Bis bald und viele liebe Grüße,
Eure Mirjam





2 Antworten
Übt ihr das Reisen jetzt ab und zu mit Luna und Stella, damit sie sich etwas daran gewöhnen?
Liebe Grüße Marita
Hallo Marita,
Bisher ist mir jede Fahrt eher als Quälerei vorgekommen, sodass wir es auf die notwendigen Fahrten beschränkt haben. Zumal es ja dann für uns alle unangenehm ist, weil wir in den Bussen und im Taxi immer die Maske tragen müssen, dazu dann unsere ständige Habachtstellung ob ihr schlecht wird oder nicht, das ist kein Spaß für mich. Generell ist unser Lebensstil darauf ausgerichtet nur notwendige Fahrten zu machen und sich sonst in der direkten Umgebung aufzuhalten, von daher hängt unsere Entscheidung zu Hause zu bleiben nicht nur von unserer Großen ab.
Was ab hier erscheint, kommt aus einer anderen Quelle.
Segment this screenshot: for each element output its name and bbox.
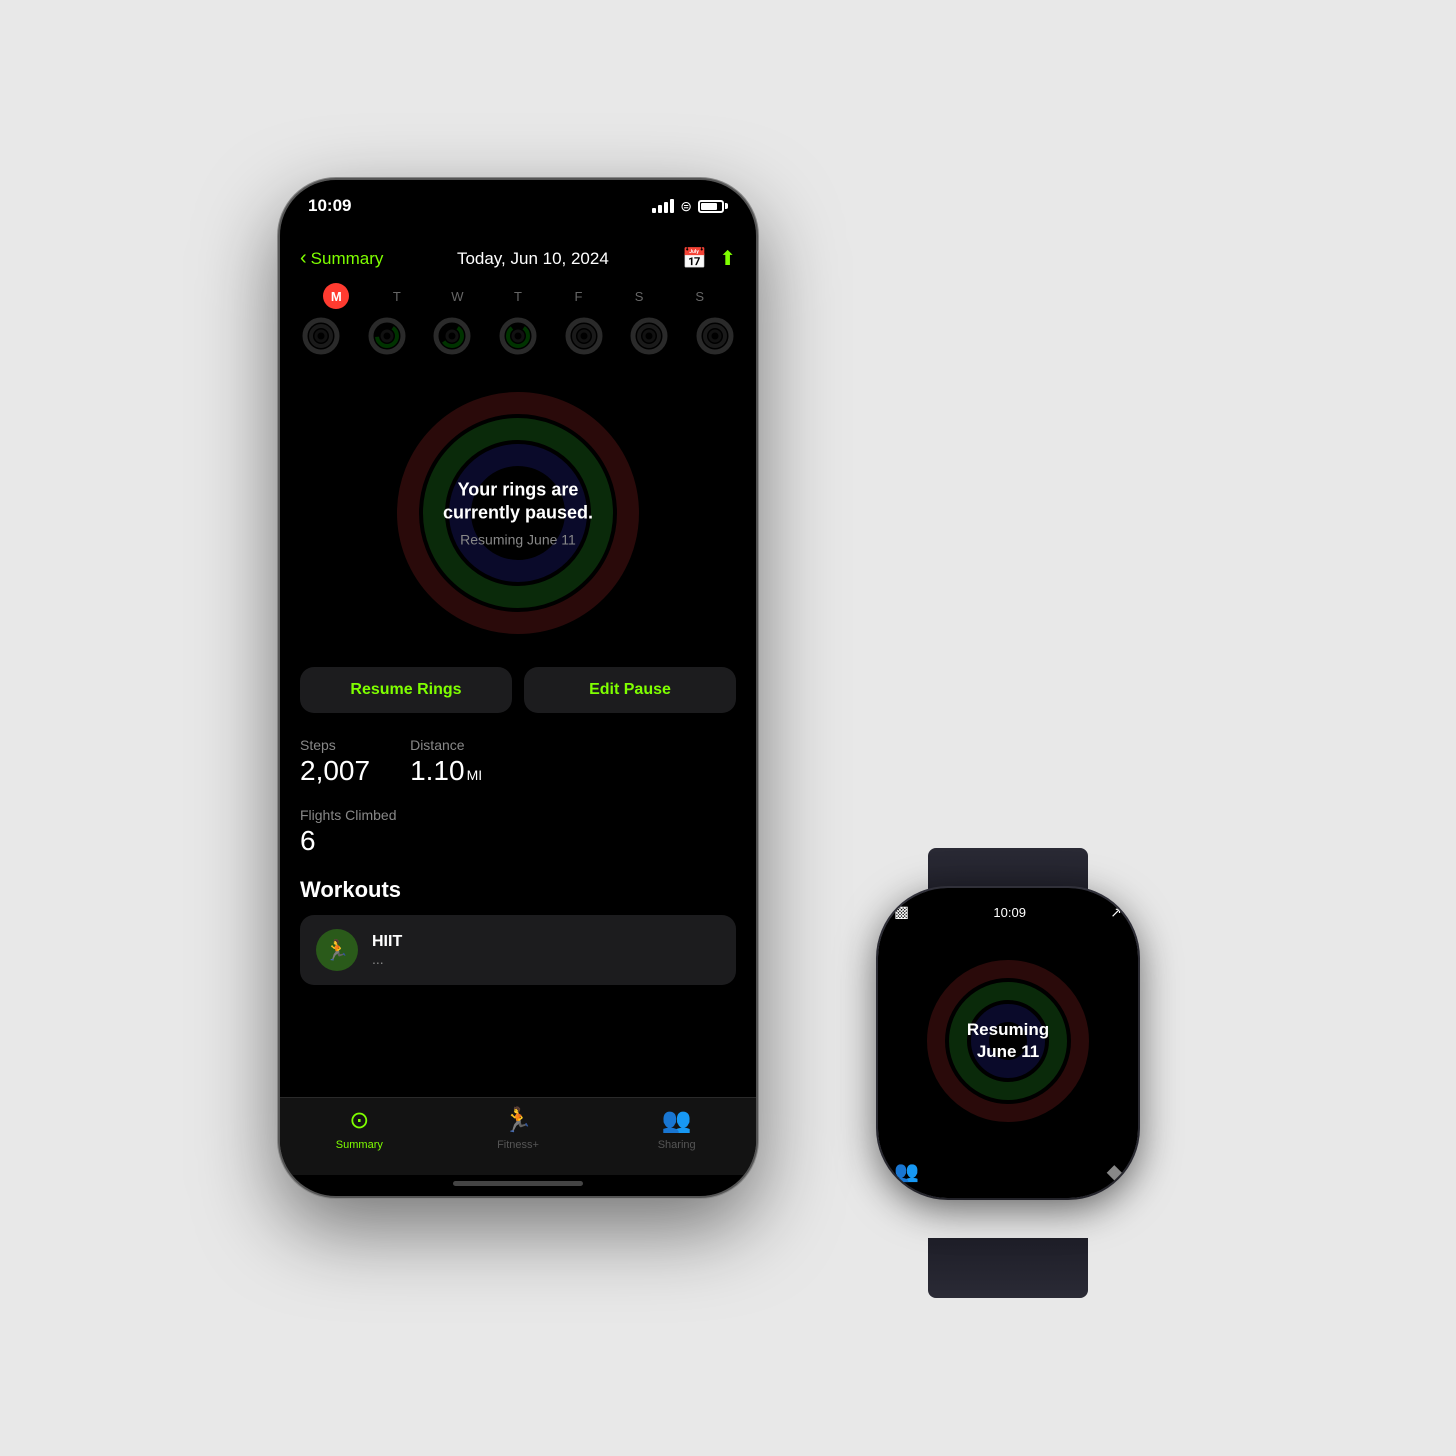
tab-sharing[interactable]: 👥 Sharing — [597, 1106, 756, 1151]
day-monday-label[interactable]: M — [323, 283, 349, 309]
day-strip: M T W T F S — [280, 279, 756, 367]
iphone-screen: ‹ Summary Today, Jun 10, 2024 📅 ⬆ M — [280, 236, 756, 1175]
flights-value: 6 — [300, 825, 736, 857]
distance-label: Distance — [410, 737, 482, 753]
mini-ring-monday[interactable] — [298, 313, 344, 359]
nav-title: Today, Jun 10, 2024 — [383, 249, 682, 269]
stats-section: Steps 2,007 Distance 1.10 MI Flights — [280, 737, 756, 877]
workout-icon: 🏃 — [316, 929, 358, 971]
workout-name: HIIT — [372, 933, 402, 951]
steps-value: 2,007 — [300, 755, 370, 787]
sharing-tab-label: Sharing — [658, 1139, 696, 1151]
day-wednesday-label: W — [436, 283, 478, 309]
mini-ring-tuesday[interactable] — [364, 313, 410, 359]
nav-back-label[interactable]: Summary — [311, 249, 384, 269]
iphone-device: 10:09 ⊜ — [278, 178, 758, 1198]
day-saturday-label: S — [618, 283, 660, 309]
ring-paused-subtitle: Resuming June 11 — [428, 531, 608, 547]
day-thursday-label: T — [497, 283, 539, 309]
watch-resuming-text: Resuming June 11 — [948, 1018, 1068, 1062]
watch-status-bar: ▩ 10:09 ↗ — [894, 902, 1122, 922]
resume-rings-button[interactable]: Resume Rings — [300, 667, 512, 713]
mini-ring-wednesday[interactable] — [429, 313, 475, 359]
dynamic-island — [458, 192, 578, 226]
wifi-icon: ⊜ — [680, 198, 692, 215]
tab-fitness-plus[interactable]: 🏃 Fitness+ — [439, 1106, 598, 1151]
watch-activity-ring: Resuming June 11 — [923, 956, 1093, 1126]
ring-paused-title: Your rings are currently paused. — [428, 479, 608, 526]
day-rings-row — [294, 313, 742, 359]
workout-info: HIIT ... — [372, 933, 402, 967]
watch-time: 10:09 — [993, 905, 1026, 920]
battery-icon — [698, 200, 728, 213]
day-monday[interactable]: M — [315, 283, 357, 309]
flights-label: Flights Climbed — [300, 807, 736, 823]
day-sunday-label: S — [679, 283, 721, 309]
activity-ring-main: Your rings are currently paused. Resumin… — [388, 383, 648, 643]
apple-watch-device: ▩ 10:09 ↗ — [838, 868, 1178, 1278]
watch-trend-icon[interactable]: ↗ — [1110, 904, 1122, 921]
steps-distance-row: Steps 2,007 Distance 1.10 MI — [300, 737, 736, 787]
ring-paused-overlay: Your rings are currently paused. Resumin… — [428, 479, 608, 548]
workouts-section: Workouts 🏃 HIIT ... — [280, 877, 756, 985]
iphone-top-bezel: 10:09 ⊜ — [280, 180, 756, 236]
edit-pause-button[interactable]: Edit Pause — [524, 667, 736, 713]
home-indicator — [280, 1175, 756, 1196]
mini-ring-thursday[interactable] — [495, 313, 541, 359]
watch-band-bottom — [928, 1238, 1088, 1298]
mini-ring-sunday[interactable] — [692, 313, 738, 359]
day-wednesday[interactable]: W — [436, 283, 478, 309]
flights-section: Flights Climbed 6 — [300, 807, 736, 857]
share-icon[interactable]: ⬆ — [719, 246, 736, 271]
signal-icon — [652, 199, 674, 213]
mini-ring-friday[interactable] — [561, 313, 607, 359]
status-time: 10:09 — [308, 196, 351, 216]
distance-value: 1.10 — [410, 755, 465, 787]
steps-label: Steps — [300, 737, 370, 753]
watch-shield-icon[interactable]: ◆ — [1107, 1159, 1122, 1184]
nav-left[interactable]: ‹ Summary — [300, 247, 383, 270]
watch-ring-text: Resuming June 11 — [948, 1018, 1068, 1062]
action-buttons: Resume Rings Edit Pause — [280, 667, 756, 713]
distance-unit: MI — [467, 767, 483, 783]
main-content-area: Your rings are currently paused. Resumin… — [280, 367, 756, 1097]
mini-ring-saturday[interactable] — [626, 313, 672, 359]
workouts-title: Workouts — [300, 877, 736, 903]
watch-bottom-icons: 👥 ◆ — [894, 1159, 1122, 1184]
workout-card-hiit[interactable]: 🏃 HIIT ... — [300, 915, 736, 985]
calendar-icon[interactable]: 📅 — [682, 246, 707, 271]
nav-bar: ‹ Summary Today, Jun 10, 2024 📅 ⬆ — [280, 236, 756, 279]
day-friday-label: F — [558, 283, 600, 309]
fitness-plus-tab-label: Fitness+ — [497, 1139, 539, 1151]
tab-summary[interactable]: ⊙ Summary — [280, 1106, 439, 1151]
day-sunday[interactable]: S — [679, 283, 721, 309]
day-thursday[interactable]: T — [497, 283, 539, 309]
watch-ring-area: Resuming June 11 — [894, 930, 1122, 1151]
watch-screen: ▩ 10:09 ↗ — [878, 888, 1138, 1198]
watch-body: ▩ 10:09 ↗ — [878, 888, 1138, 1198]
scene: 10:09 ⊜ — [278, 178, 1178, 1278]
summary-tab-icon: ⊙ — [349, 1106, 369, 1135]
tab-bar: ⊙ Summary 🏃 Fitness+ 👥 Sharing — [280, 1097, 756, 1175]
day-friday[interactable]: F — [558, 283, 600, 309]
distance-stat: Distance 1.10 MI — [410, 737, 482, 787]
sharing-tab-icon: 👥 — [662, 1106, 692, 1135]
day-tuesday[interactable]: T — [376, 283, 418, 309]
status-icons: ⊜ — [652, 198, 728, 215]
home-bar — [453, 1181, 583, 1186]
steps-stat: Steps 2,007 — [300, 737, 370, 787]
watch-bar-chart-icon[interactable]: ▩ — [894, 902, 909, 922]
day-tuesday-label: T — [376, 283, 418, 309]
nav-right: 📅 ⬆ — [682, 246, 736, 271]
day-labels-row: M T W T F S — [294, 283, 742, 309]
day-saturday[interactable]: S — [618, 283, 660, 309]
watch-people-icon[interactable]: 👥 — [894, 1159, 919, 1184]
back-arrow-icon[interactable]: ‹ — [300, 247, 307, 270]
summary-tab-label: Summary — [336, 1139, 383, 1151]
workout-detail: ... — [372, 951, 402, 967]
fitness-plus-tab-icon: 🏃 — [503, 1106, 533, 1135]
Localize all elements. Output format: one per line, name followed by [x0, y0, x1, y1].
Jetzt habe ich aber von einigen Seiten gehört, dass man das trainieren kann (Danke für den Hinweis!), wovon ich ehrlich gesagt nicht ausgegangen bin. Auf Teneriffa werden wir es nicht mehr „üben“, zumal die Serpentinen hier vielleicht nicht der ideale Ausgangspunkt dafür wären wie ich finde.
Aber in Deutschland werden wir einige Fahrten machen und auch in Mexiko wird es bestimmt einige Ziele geben, die wir anfahren werden. Ich hoffe auch, dass sich die beiden dann daran gewöhnen werden!